As for the Director of Music, it had to be said that he had honed the art of dropping subtle hints to perfection. Reading between the lines it sounded as if the reclusive Luisa Gilmore could be anything from a modern-day Miss Havisham draped in fossilizing wedding finery, to Madeline Usher falling into deathlike trances and being entombed alive by mistake, or even a contemporary version of Morticia Addams, vampiric as to nature and floury as to complexion.
But Michael was keen on the project, which would focus on the musical influences of the poets from the Great War, and flattered to be approached for help.
‘Although,’ he said to Nell over supper in his rooms that evening, ‘the prospect of driving into the fens in October isn’t very appealing. Particularly if Madeline Usher’s hosting the party.’
‘Yes, but you’ll like burrowing among old papers and journals and whatnot,’ said Nell, who was inclined to regard Ushers and Addamses as frivolous distractions. ‘And you’ll like working on the book. Plus, if there’s been a serious TV approach about that first one, you need to bash out another as soon as possible.’
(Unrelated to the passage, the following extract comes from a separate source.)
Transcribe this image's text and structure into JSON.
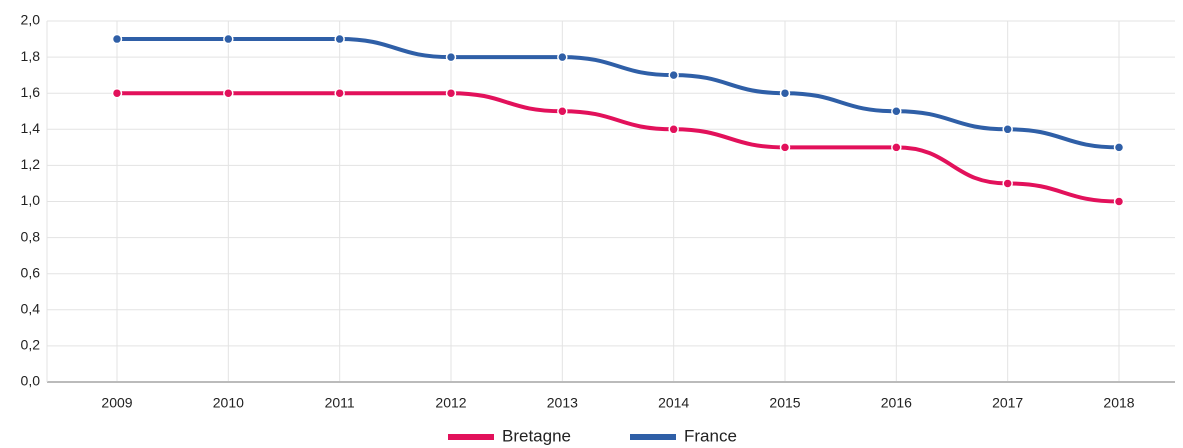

Michael pointed out that books of this kind did not lend themselves to being bashed out overnight, that Michaelmas term was apt to be crowded, and also that he was committed to produce a new Wilberforce the Cat adventure for Christmas. As if on cue, the real Wilberforce padded into the room and sat down on a sheaf of proofs cataloguing his latest exploits, which Michael had been trying to read for his editor.